The focus of the Christmas celebrations, as in every year, are in Nazareth and Bethlehem, the home town and birth place respectively of Jesus.

A child dressed as Santa Claus lights a candle in the Church of the Nativity in Bethlehem (photo credit: REUTERS)
A child dressed as Santa Claus lights a candle in the Church of the Nativity in Bethlehem
(photo credit: REUTERS)
Christians in Israel and the PA began to celebrate Christmas on Wednesday, along with some 70,000 Christian visitors who have come for the festivities.
The foci of the celebrations are in Nazareth and Bethlehem, the hometown and birthplace, respectively, of Jesus.
On Wednesday, the traditional Christmas parade was staged in Nazareth, and at the conclusion there was a firework display, sponsored by the Tourism Ministry, to mark the opening of the Christmas celebrations.
Tens of thousands also to traveled to Bethlehem, along with Latin Patriarch of Jerusalem Fouad Twal, who was welcomed to the city by the Latin parish priest of Bethlehem and representatives of Bethlehem, Beit Jala and Beit Sahur.
The patriarch was scheduled to deliver the Midnight Mass in Bethlehem’s Church of the Nativity.
Pastor Steven Khoury, the senior pastor of the Calvary Church in east Jerusalem and associate senior pastor at the First Baptist Church in Bethlehem, along with the Evangelical church, have been holding a series of celebrations and events in the lead-up to the holiday.
But the pastor says Christmas in Bethlehem has become increasingly commercial, and that the festival is promoted as a neutral celebration by the municipal authority in the city, a celebration that is devoid of the festival’s meaning.
“Bethlehem is becoming more commercialized, and focused on selling Santas and similar merchandise,” he said.

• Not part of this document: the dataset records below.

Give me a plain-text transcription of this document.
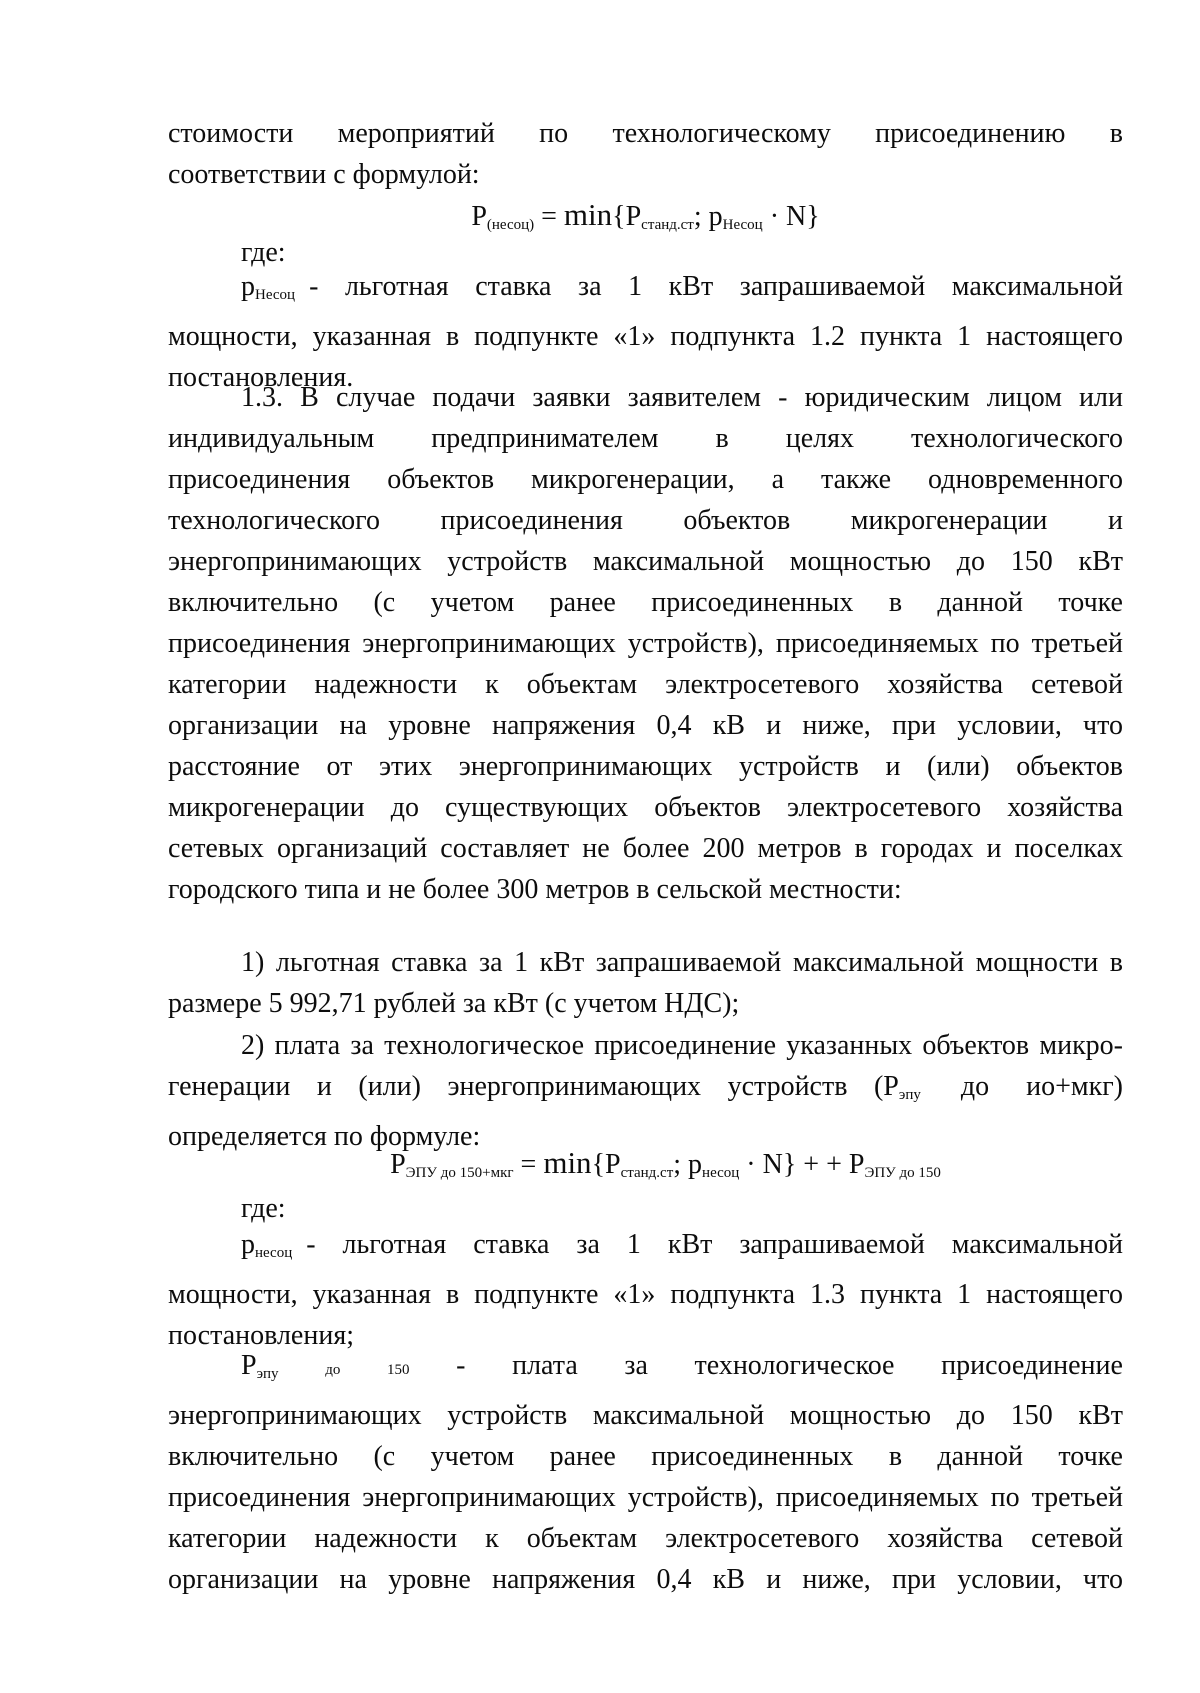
стоимости мероприятий по технологическому присоединению в
соответствии с формулой:
$P_{(несоц)} = \min\{P_{станд.ст}$; $p_{Несоц} \cdot N$}
где:
$p_{Несоц}$ - льготная ставка за 1 кВт запрашиваемой максимальной
мощности, указанная в подпункте «1» подпункта 1.2 пункта 1 настоящего
постановления.
1.3. В случае подачи заявки заявителем - юридическим лицом или
индивидуальным предпринимателем в целях технологического
присоединения объектов микрогенерации, а также одновременного
технологического присоединения объектов микрогенерации и
энергопринимающих устройств максимальной мощностью до 150 кВт
включительно (с учетом ранее присоединенных в данной точке
присоединения энергопринимающих устройств), присоединяемых по третьей
категории надежности к объектам электросетевого хозяйства сетевой
организации на уровне напряжения 0,4 кВ и ниже, при условии, что
расстояние от этих энергопринимающих устройств и (или) объектов
микрогенерации до существующих объектов электросетевого хозяйства
сетевых организаций составляет не более 200 метров в городах и поселках
городского типа и не более 300 метров в сельской местности:
1) льготная ставка за 1 кВт запрашиваемой максимальной мощности в
размере 5 992,71 рублей за кВт (с учетом НДС);
2) плата за технологическое присоединение указанных объектов микро-
генерации и (или) энергопринимающих устройств ($P_{эпу}$ до ио+мкг)
определяется по формуле:
$P_{ЭПУ до 150+мкг} = \min\{P_{станд.ст}$; $p_{несоц} \cdot N$} + + $P_{ЭПУ до 150}$
где:
$p_{несоц}$ - льготная ставка за 1 кВт запрашиваемой максимальной
мощности, указанная в подпункте «1» подпункта 1.3 пункта 1 настоящего
постановления;
$P_{эпу}$	до	150 - плата за технологическое присоединение
энергопринимающих устройств максимальной мощностью до 150 кВт
включительно (с учетом ранее присоединенных в данной точке
присоединения энергопринимающих устройств), присоединяемых по третьей
категории надежности к объектам электросетевого хозяйства сетевой
организации на уровне напряжения 0,4 кВ и ниже, при условии, что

“The Palestinian government and the Bethlehem Municipality want to make Christmas applicable to everyone. But if you don’t believe in Jesus, then it’s not applicable,” he continued, explaining that the attempt to make it a nonreligious kind of celebration emptied the holiday of its meaning.
“It’s become more of a national festivity rather than a faith festivity, where people mark and celebrate Christmas by the external festivities, and the actual purpose of Christmas is being neglected and shoved aside,” Khoury said.
“We’re trying to put Christ back into Christmas, and whilst encouraging Christians to pray for the peace of the land and peace of the heart,” he said.
Khoury said Christians in the region are losing hope in the ability to live a stable life, particularly in the territory in Iraq and Syria controlled or threatened by Islamic State forces.
Although he said Christians are free to practice their religion in Bethlehem and the Palestinian territories, he said that Christian communities in the region are extremely concerned for their co-religionists in Iraq and Syria and also concerned about the spread of Islamic State radicalism and ideology.
“People are concerned about Christians in the broader region,” the pastor said. “The mentality and philosophy which some are acting upon exists in Arabs in Israel and Palestinian territories as well, and we’re praying that this kind of evil will be pushed out of people’s minds.”